Um Pedaço do Rio Fora
dos Roteiros Oficiais
...mas nem por isso menos carioca.
"Chegou a hora dessa gente bronzeada mostrar seu
valor
Eu fui a Penha, fui pedir a padroeira para me
ajudar”
Ao contrário do que diz a música,
eu fui à Penha não para pedir mas, para agradecer. Subi os degraus sob um sol
escaldante ( às 10h30.) e cheguei à Igreja banhado de suor e exausto. Lá
chegando fiz o que é de praxe em uma igreja e depois desci as escadarias. Como ninguém é de
ferro, parei numa lanchonete, onde os funcionários e gerente me conhecem e fiz
um lanche,. Conversei, brinquei com eles e depois passei no supermercado para
fazer algumas compras básicas. Compras feitas, entrei no ônibus que me deixaria em casa. Como houve
mudanças com a implantação do BRT, esqueci que o ponto onde estava, passam
ônibus com dois destinos: o ponto final e a Tijuca. O que deveria ter pego. Mas
como podem concluir, peguei o que ia para o final. Depois de algum tempo,
percebi que ele estava se dirigindo à
Vila Cruzeiro, reduto do Adriano, não o romano mas o daqui mesmo e, nem por
isso, menos imperador. Resolvi relaxar e
ir até o final para pegar o de volta. Só que o ônibus começou a entrar em ruas
que não conhecia e, depois de algum tempo, me dei conta que estava no interior
da Vila. Ao perceber um ônibus em uma das esquinas com o letreiro Tijuca, resolvi
saltar é me dirigi a tal rua. Ao chegar,
o ônibus já havia saído. No local onde parei, embaixo de uma árvore, pois já era
quase uma hora da tarde, havia um muro em frente com alguns pneus e lixo em
combustão. Não pude deixar de pensar, diante daquela paisagem, no “microondas”.

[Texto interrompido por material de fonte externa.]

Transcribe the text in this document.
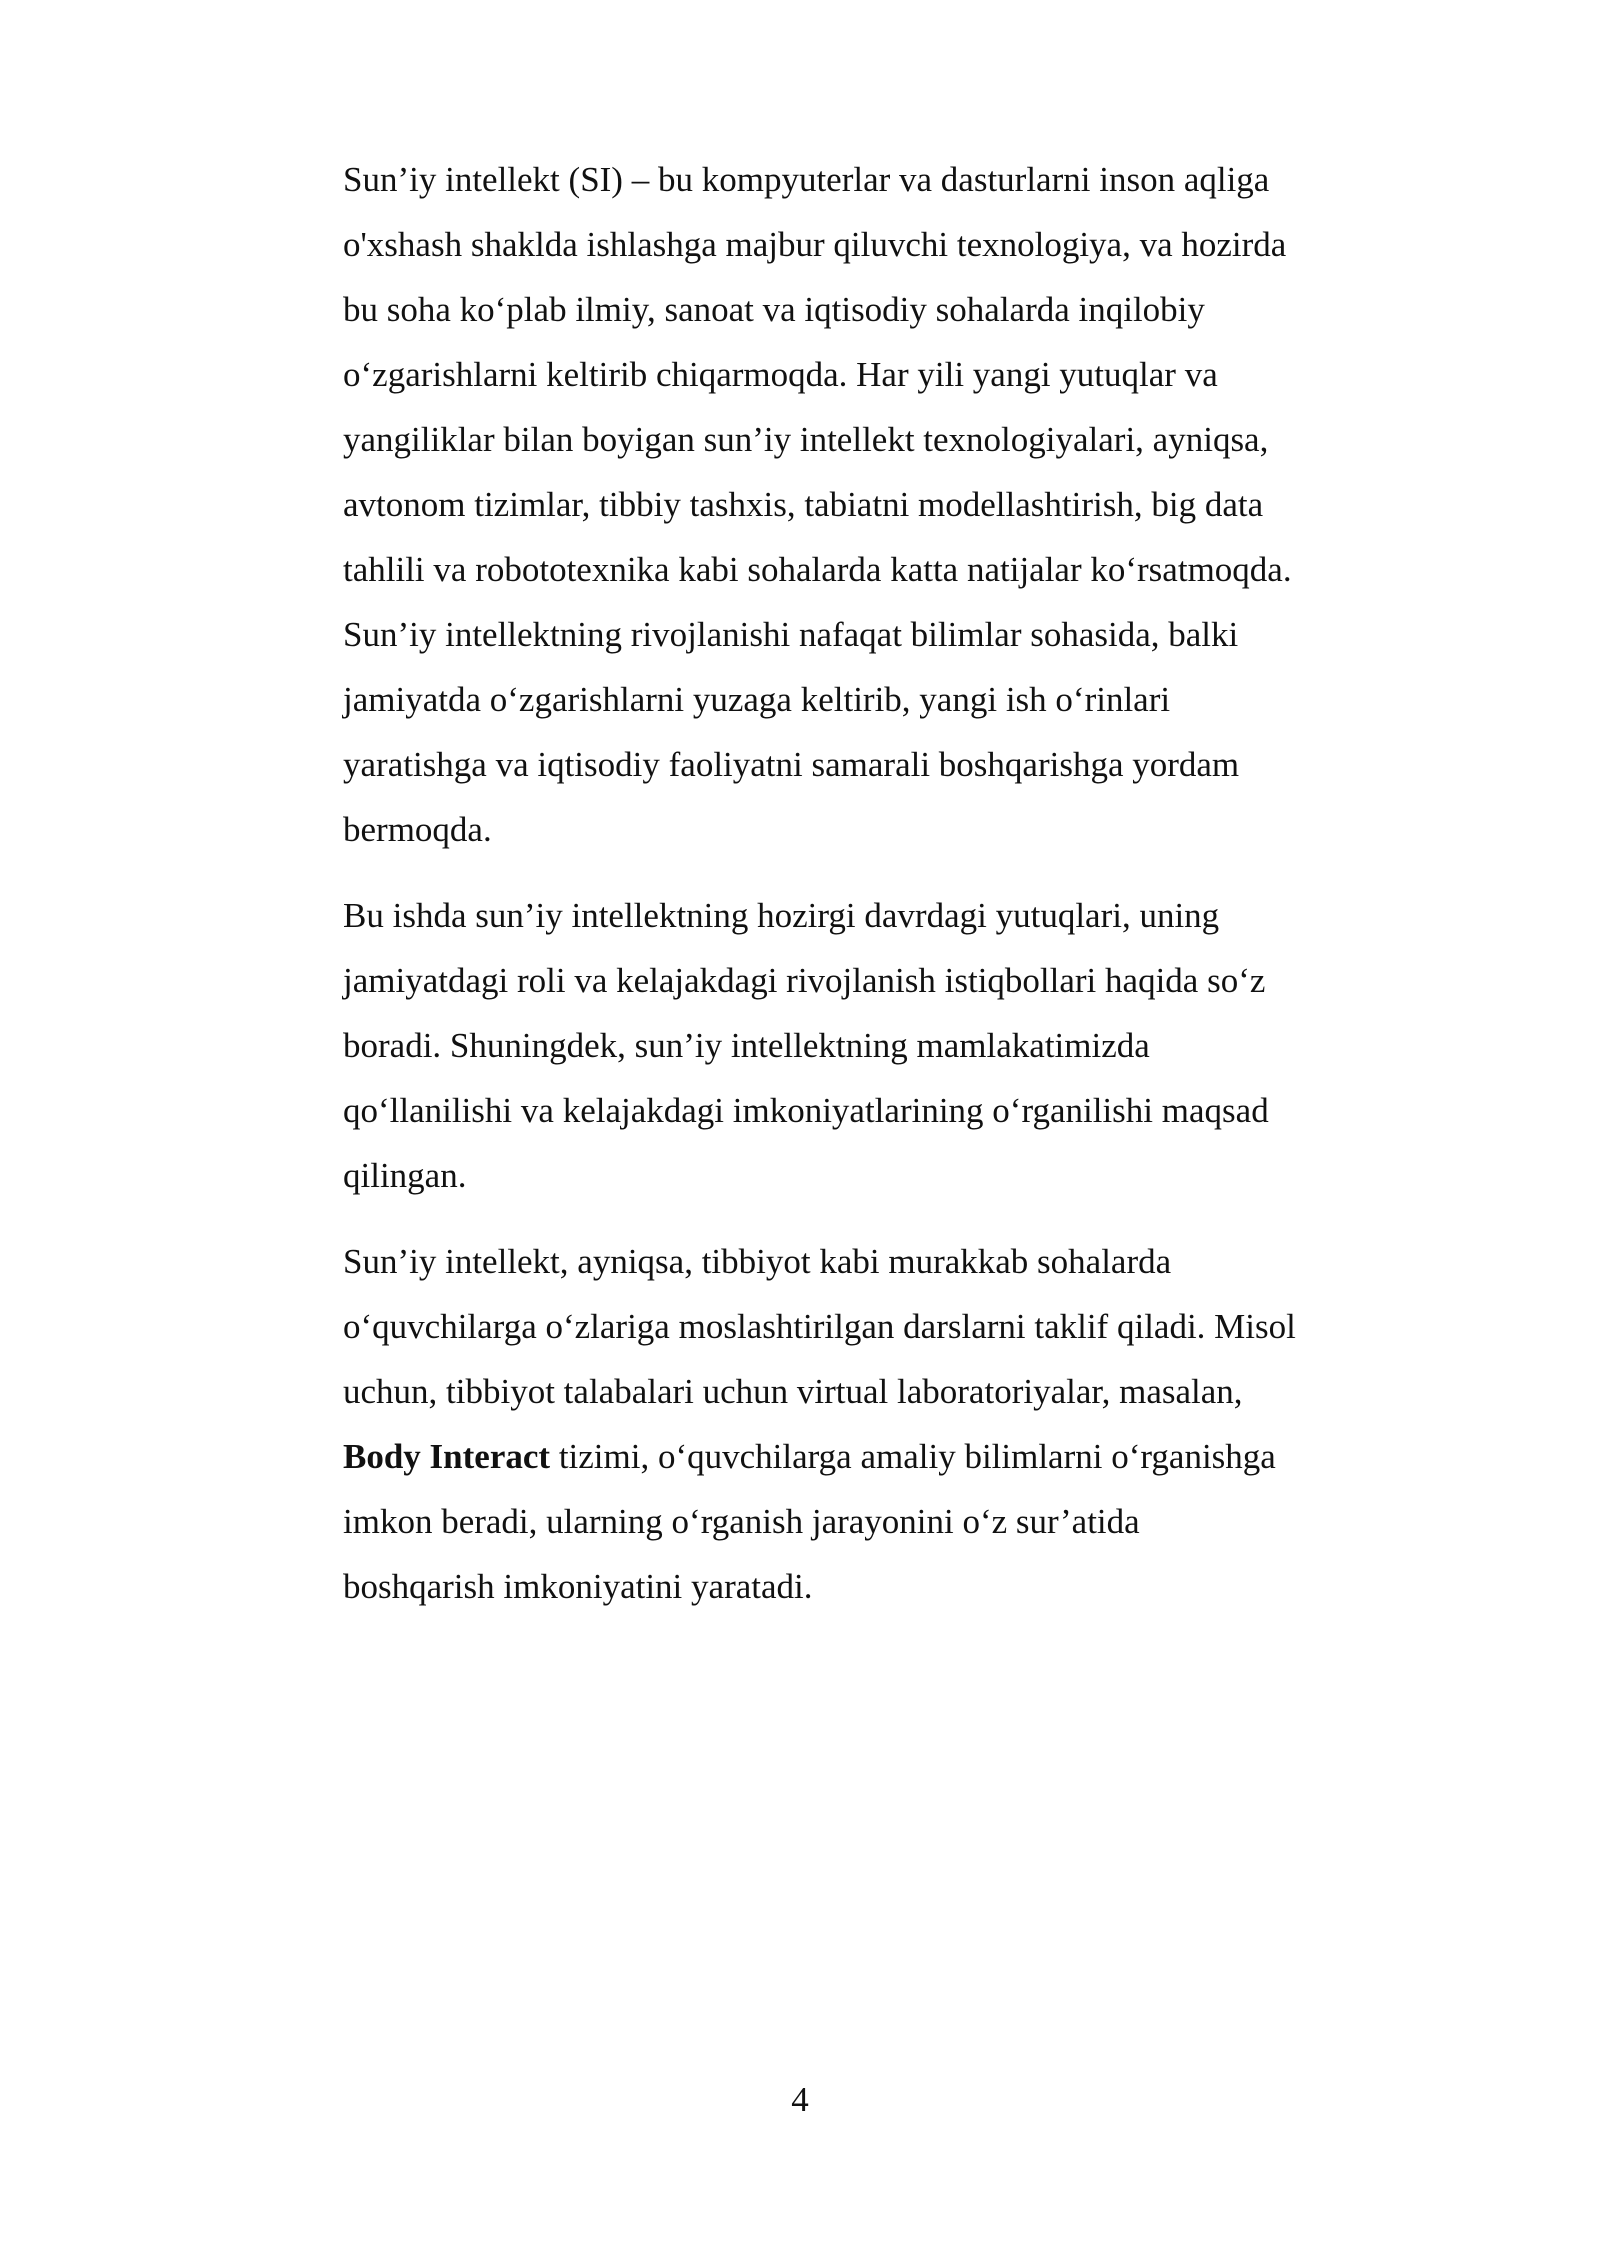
Sun’iy intellekt (SI) – bu kompyuterlar va dasturlarni inson aqliga
o'xshash shaklda ishlashga majbur qiluvchi texnologiya, va hozirda
bu soha ko‘plab ilmiy, sanoat va iqtisodiy sohalarda inqilobiy
o‘zgarishlarni keltirib chiqarmoqda. Har yili yangi yutuqlar va
yangiliklar bilan boyigan sun’iy intellekt texnologiyalari, ayniqsa,
avtonom tizimlar, tibbiy tashxis, tabiatni modellashtirish, big data
tahlili va robototexnika kabi sohalarda katta natijalar ko‘rsatmoqda.
Sun’iy intellektning rivojlanishi nafaqat bilimlar sohasida, balki
jamiyatda o‘zgarishlarni yuzaga keltirib, yangi ish o‘rinlari
yaratishga va iqtisodiy faoliyatni samarali boshqarishga yordam
bermoqda.
Bu ishda sun’iy intellektning hozirgi davrdagi yutuqlari, uning
jamiyatdagi roli va kelajakdagi rivojlanish istiqbollari haqida so‘z
boradi. Shuningdek, sun’iy intellektning mamlakatimizda
qo‘llanilishi va kelajakdagi imkoniyatlarining o‘rganilishi maqsad
qilingan.
Sun’iy intellekt, ayniqsa, tibbiyot kabi murakkab sohalarda
o‘quvchilarga o‘zlariga moslashtirilgan darslarni taklif qiladi. Misol
uchun, tibbiyot talabalari uchun virtual laboratoriyalar, masalan,
Body Interact tizimi, o‘quvchilarga amaliy bilimlarni o‘rganishga
imkon beradi, ularning o‘rganish jarayonini o‘z sur’atida
boshqarish imkoniyatini yaratadi.
4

Percebendo um senhor sentado na rua, perguntei se ali era ponto de ônibus e ele afirmou que sim.
Perguntei, ainda, onde encontraria um bar para tomar uma água. Depois de
agradecer, me dirigi ao bar que o senhor havia indicado, entrei, cumprimentei a todos e pedi
uma coca cola. O dono educadamente
sugeriu que eu sentasse, o que fiz. Paguei
e agradeci com o pedido gentil de volte sempre. Voltei ao ponto e com as bolsas nas mãos fiquei aguardando o ônibus.
Pela rua passavam motos pilotadas por rapazes sem camisas, outras com agregados
na garupa (namoradas, mulheres e filhos, acredito eu), vários mototaxistas com
seus respectivos passageiros, sem contar o número de carros de luxo que desfilavam
a minha frente. O foguinho (não confundi com o personagem de uma novela global)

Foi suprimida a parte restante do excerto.